On sait depuis Christian Metz que la dimension du fantasme (le mot dimension ayant été choisi ici pour éviter d'autres mots trop chargés comme concept ou structure) est partagée par le cinéma. Le titre retenu pour ce livre, qui est aussi une question, précise cette dimension en privilégiant un fantasme particulier, sur lequel Derrida a fortement insisté, mourir vivant. J'y travaille deux hypothèses liées entre elles. La première, c'est que chaque film, à sa manière, réitère cette question : Comment ne pas mourir ? On peut dire de tous les films, même les plus conventionnels, qu'ils abordent chacun, singulièrement, cette question non pas unique, mais réitérée. La seconde hypothèse, c'est que le film en tant qu'objet fini, descriptible, phénomène daté et contextualisable, est le lieu d'une énigme d'un autre genre, d'un autre style et d'une autre problématique, pour laquelle je retiens le nom d'alliance. Le cinéma étant toujours en excès sur lui-même, chaque film propose au spectateur la venue, l'advenue ou la survenue d'une autre alliance qui, comme toute alliance, est dissymétrique. Reprendre ce mot, alliance, se justifie par l'idée que les deux termes se croisent difficilement. Il faut cette dissymétrie pour qu'une alliance entre cinéma et déconstruction soit pensable. Cela présuppose une distinction entre un contrat, qui engage deux contractants égaux en droit susceptibles de se rencontrer, et une alliance qui engage deux alliés hétérogènes, par exemple la vie et la mort, un peuple et un Dieu, un film et un développement à venir, une jouissance de spectateur et une interprétation. Ce qui m'intéresse ici, on l'aura deviné, c'est l'alliance entre cinéma et déconstruction.
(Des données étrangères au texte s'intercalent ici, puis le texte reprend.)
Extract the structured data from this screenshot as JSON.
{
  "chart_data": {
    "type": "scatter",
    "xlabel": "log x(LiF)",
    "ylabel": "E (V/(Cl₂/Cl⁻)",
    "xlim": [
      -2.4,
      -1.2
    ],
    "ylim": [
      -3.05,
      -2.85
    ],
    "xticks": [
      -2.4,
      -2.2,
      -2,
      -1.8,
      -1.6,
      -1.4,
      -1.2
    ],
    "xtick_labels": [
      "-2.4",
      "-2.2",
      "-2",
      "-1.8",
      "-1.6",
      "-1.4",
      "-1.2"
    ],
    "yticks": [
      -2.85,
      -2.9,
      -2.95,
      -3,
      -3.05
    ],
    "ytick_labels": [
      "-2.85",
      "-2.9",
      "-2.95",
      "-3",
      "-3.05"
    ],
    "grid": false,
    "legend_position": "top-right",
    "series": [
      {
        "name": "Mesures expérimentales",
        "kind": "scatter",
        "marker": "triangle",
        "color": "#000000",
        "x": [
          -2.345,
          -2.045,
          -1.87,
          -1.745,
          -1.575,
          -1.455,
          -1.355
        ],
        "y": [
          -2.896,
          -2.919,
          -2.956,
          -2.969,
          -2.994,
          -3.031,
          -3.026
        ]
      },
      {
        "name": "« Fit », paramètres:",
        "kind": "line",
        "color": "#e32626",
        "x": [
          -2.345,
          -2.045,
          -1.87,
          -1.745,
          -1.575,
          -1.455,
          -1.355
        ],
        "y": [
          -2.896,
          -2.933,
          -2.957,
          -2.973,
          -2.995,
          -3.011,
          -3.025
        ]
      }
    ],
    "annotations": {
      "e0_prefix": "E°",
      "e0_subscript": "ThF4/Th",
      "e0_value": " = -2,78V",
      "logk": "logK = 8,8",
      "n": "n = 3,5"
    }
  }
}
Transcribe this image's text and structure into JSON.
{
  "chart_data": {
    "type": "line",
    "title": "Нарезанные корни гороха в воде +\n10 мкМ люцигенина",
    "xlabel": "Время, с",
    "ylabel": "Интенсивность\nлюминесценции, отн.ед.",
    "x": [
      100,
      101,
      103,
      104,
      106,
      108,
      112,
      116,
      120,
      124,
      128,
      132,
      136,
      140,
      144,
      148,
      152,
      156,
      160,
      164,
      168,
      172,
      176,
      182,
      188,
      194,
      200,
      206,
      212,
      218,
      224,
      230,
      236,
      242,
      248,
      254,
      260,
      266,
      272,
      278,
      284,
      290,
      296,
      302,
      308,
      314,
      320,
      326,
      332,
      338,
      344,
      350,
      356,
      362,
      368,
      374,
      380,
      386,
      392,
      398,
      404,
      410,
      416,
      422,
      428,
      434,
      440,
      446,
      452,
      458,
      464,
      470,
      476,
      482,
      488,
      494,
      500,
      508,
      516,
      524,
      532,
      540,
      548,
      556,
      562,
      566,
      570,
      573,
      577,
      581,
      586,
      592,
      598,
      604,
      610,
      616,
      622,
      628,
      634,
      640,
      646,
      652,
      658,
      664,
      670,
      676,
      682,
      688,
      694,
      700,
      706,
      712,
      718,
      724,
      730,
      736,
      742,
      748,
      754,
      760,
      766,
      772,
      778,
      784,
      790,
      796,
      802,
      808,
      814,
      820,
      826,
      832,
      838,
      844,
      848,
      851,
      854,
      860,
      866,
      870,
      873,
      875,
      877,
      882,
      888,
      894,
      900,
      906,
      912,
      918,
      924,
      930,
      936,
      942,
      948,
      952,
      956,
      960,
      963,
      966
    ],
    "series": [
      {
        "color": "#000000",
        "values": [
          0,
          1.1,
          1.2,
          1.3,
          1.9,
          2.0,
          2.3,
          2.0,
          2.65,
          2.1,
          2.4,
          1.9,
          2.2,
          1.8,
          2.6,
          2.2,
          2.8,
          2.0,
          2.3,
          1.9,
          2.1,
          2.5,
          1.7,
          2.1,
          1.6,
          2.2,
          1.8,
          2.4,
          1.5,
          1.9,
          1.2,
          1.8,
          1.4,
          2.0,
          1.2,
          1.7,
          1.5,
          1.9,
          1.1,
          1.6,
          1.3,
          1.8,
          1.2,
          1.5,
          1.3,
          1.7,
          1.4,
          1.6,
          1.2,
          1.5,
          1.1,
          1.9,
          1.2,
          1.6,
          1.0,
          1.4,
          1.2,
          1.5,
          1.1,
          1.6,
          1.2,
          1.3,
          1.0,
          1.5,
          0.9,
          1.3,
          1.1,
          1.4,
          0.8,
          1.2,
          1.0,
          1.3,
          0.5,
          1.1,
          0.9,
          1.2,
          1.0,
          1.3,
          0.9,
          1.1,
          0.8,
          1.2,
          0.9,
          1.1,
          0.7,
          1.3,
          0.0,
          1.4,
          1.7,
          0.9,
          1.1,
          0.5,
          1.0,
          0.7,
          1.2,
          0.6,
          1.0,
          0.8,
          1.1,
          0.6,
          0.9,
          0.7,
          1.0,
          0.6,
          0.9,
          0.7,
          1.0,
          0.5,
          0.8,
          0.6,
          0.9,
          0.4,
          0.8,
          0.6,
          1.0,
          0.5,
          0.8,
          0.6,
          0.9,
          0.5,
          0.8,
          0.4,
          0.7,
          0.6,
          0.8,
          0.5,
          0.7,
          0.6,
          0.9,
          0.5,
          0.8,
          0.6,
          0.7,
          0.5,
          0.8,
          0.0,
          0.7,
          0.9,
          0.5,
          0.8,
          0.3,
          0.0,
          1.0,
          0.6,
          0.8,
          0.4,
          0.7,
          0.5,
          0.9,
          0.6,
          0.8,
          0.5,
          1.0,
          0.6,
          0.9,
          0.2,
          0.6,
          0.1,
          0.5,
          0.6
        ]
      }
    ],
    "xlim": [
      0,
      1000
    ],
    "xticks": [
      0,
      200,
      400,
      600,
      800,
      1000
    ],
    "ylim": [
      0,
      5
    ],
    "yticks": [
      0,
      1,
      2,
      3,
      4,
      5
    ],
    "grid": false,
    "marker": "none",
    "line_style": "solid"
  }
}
Ce qu'on a pris l'habitude (peut-être abusive) de nommer déconstruction est attaché à une figure, un nom, une signature. De même que tout travail ou engagement psychanalytique digne de ce nom renvoie au nom de Sigmund Freud, même s'il s'en dissocie ou diverge par beaucoup d'aspects, toute étude "déconstructive" digne de ce nom renvoie au nom de Jacques Derrida, même si ni les domaines abordés, ni les problématiques, ni les concepts, ne sont exactement les mêmes. J'insiste ici sur le nom, qui implique un certain acquiescement mais n'enferme pas dans une signification. On pourra toujours analyser et paraphraser ses textes autant qu'on le voudra, on n'écrira jamais en son nom. Je me réserve à la fois le plaisir de le lire au plus près, et celui, beaucoup plus risqué et dangereux, de l'écriture supplémentaire.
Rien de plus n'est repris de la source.